TEN days after William “Willie” McIlvanney died at the age of 79 a funeral celebration of his life was held yesterday Glasgow University Chapel. It was an occasion befitting someone who made his name and fame by writing stories and poems that have become part of the national DNA.

Among several hundred mourners were family and friends drawn from across the literary and civic spectrum, including former Prime Minister Gordon Brown, Scotland’s Makar Liz Lochhead, historian Sir Tom Devine, crime novelist Ian Rankin and many others whose paths had crossed at some point with Mr McIlvanney’s, or who had simply been fans of his books.

Above all, however, this was, despite the magnificence of the surroundings, a private and intimate affair. And while it was conducted by the university’s chaplain, Stuart McQuarrie, it was determinedly non-religious in nature. Music was provided by fiddler Aly Bain, country singer Mary Chapin Carpenter and Leonard Cohen, whose repertoire Mr McIlvanney knew as if he himself had been its author.

Among those paying tribute was Frank Donnelly, a lifelong friend and teacher of history. Referring to Mr McIlvanney’s own career at the chalkface, Mr Donnelly recalled that, when he taught a Higher English class, 29 out of 30 of the pupils had band A passes.

After Mr McIlvanney’s first novel, Remedy Is None, was published in 1966 he told Mr Donnelly that he had received a letter praising it from an old teacher, saying “it was the best novel about Ayrshire since The House with the Green Shutters”; which was not such a great compliment as it seemed since it was probably the only such one there had been.

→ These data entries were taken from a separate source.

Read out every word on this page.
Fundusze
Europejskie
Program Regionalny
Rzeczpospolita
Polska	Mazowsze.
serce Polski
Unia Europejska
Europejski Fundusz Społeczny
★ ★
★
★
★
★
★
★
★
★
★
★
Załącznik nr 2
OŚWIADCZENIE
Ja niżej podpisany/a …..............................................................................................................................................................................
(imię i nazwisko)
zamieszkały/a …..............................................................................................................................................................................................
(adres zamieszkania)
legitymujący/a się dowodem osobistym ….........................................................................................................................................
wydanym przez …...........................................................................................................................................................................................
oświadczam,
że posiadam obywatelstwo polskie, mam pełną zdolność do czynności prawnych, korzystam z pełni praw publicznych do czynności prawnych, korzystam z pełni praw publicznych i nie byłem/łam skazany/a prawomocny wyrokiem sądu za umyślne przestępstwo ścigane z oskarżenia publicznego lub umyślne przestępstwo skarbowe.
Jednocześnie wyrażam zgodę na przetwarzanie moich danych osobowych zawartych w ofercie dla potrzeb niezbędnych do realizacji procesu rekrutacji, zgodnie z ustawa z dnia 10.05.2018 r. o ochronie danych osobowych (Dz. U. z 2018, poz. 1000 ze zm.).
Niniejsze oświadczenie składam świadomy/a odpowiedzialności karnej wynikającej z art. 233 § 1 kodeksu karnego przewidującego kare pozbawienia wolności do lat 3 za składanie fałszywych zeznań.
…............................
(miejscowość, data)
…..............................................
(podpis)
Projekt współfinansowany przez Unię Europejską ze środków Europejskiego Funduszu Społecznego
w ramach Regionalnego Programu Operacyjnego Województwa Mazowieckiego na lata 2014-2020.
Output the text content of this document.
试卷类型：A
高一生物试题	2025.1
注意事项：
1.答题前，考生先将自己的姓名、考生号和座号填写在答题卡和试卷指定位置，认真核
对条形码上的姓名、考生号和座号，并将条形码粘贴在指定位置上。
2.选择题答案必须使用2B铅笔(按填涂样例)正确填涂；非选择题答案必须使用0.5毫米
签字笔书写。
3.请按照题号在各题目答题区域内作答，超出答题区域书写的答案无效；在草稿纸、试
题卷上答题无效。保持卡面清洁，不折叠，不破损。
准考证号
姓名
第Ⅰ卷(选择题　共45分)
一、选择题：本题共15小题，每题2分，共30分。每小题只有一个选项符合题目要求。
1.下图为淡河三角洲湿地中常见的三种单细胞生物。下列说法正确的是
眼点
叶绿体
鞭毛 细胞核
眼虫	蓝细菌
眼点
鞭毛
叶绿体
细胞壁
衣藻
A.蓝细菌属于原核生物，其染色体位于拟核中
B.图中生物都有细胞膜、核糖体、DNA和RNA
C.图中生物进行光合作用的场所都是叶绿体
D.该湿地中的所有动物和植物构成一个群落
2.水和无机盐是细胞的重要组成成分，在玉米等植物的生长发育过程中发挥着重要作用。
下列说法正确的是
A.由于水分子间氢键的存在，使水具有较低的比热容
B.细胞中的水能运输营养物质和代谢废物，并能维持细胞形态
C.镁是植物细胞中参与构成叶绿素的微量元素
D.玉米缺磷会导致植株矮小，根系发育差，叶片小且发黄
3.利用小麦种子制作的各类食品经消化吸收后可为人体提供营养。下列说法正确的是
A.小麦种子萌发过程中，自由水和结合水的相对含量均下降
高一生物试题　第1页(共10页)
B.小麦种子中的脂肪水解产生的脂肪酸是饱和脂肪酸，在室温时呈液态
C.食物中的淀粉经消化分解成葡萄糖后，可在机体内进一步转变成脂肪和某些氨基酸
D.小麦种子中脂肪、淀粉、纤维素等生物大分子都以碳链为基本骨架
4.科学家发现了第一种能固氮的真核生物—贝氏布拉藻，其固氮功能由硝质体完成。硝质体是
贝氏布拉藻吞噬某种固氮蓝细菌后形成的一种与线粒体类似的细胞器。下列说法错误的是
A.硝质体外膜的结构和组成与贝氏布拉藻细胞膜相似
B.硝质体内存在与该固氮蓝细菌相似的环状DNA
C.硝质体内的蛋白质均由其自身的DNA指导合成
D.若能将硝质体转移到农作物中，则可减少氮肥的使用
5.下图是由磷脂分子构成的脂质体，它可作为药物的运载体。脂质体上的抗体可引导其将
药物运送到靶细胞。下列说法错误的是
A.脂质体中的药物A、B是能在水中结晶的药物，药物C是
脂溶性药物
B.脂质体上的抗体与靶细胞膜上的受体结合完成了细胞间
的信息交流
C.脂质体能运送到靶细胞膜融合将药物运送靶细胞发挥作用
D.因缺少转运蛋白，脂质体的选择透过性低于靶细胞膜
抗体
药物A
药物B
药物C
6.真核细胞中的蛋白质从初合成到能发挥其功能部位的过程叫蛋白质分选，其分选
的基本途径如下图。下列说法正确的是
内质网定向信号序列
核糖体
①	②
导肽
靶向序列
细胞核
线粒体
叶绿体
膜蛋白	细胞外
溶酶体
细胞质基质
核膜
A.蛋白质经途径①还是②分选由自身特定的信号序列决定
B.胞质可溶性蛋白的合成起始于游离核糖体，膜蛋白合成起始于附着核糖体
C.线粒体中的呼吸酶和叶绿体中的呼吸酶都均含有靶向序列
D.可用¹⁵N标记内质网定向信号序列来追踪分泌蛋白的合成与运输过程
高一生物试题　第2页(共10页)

Brought up in a council house in a working-class family in 1930s Kilmarnock, Mr McIlvanney – recalled his older brother Hugh, a sports writer of renown – had been known to throw a few “verbal haymakers”, of which now, alas, there would be no more.

Theirs, he added, was a disputatious family that would rather have an argument than a discussion. Some nights things got so heated, he said, that it would have taken water cannon to separate the various warring parties. Football, books and politics were the preferred subjects of engagement but, in truth, they seemed to like arguing for the sheer fun of it.

The two youngest of four children, Hugh and Willie were especially close, not least because when space was at a premium they shared a bed. Their love of words and literature came from their mother who was a great reader. Willie’s heroes, Hugh recalled, were the likes of Albert Camus, Montaigne, Marcel Proust, Shakespeare and “big Fydor”; that is, Dostoevsky.

Mr McIlvanney’s daughter Siobhan spoke of her father’s admiration and respect for women and read Emily Dickinson’s poem Because I Could Not Stop For Death. Not only was her father well and widely read, she observed, he could speak French fluently and read Latin and Greek. That he loved Glasgow, “the city of the stare”, is well known. But he also loved London, Paris, New York, Berlin and Venice, his favourite European destination. What he didn’t love was parochialism and Thatcherism.

His son Liam, an author and academic, remembered being read to in bed. But while other children were being introduced to Roald Dahl and the Famous Five he drifted off to sleep with episodes from the Odyssey and the Iliad buzzing in his head. Moreover, he said, by the age of five he had been taught to recite by heart Robert Burns’s long poem Tam o’ Shanter.

The service ended with Auld Lang Syne. A public memorial service in honour of William McIlvanney will be held in the New Year.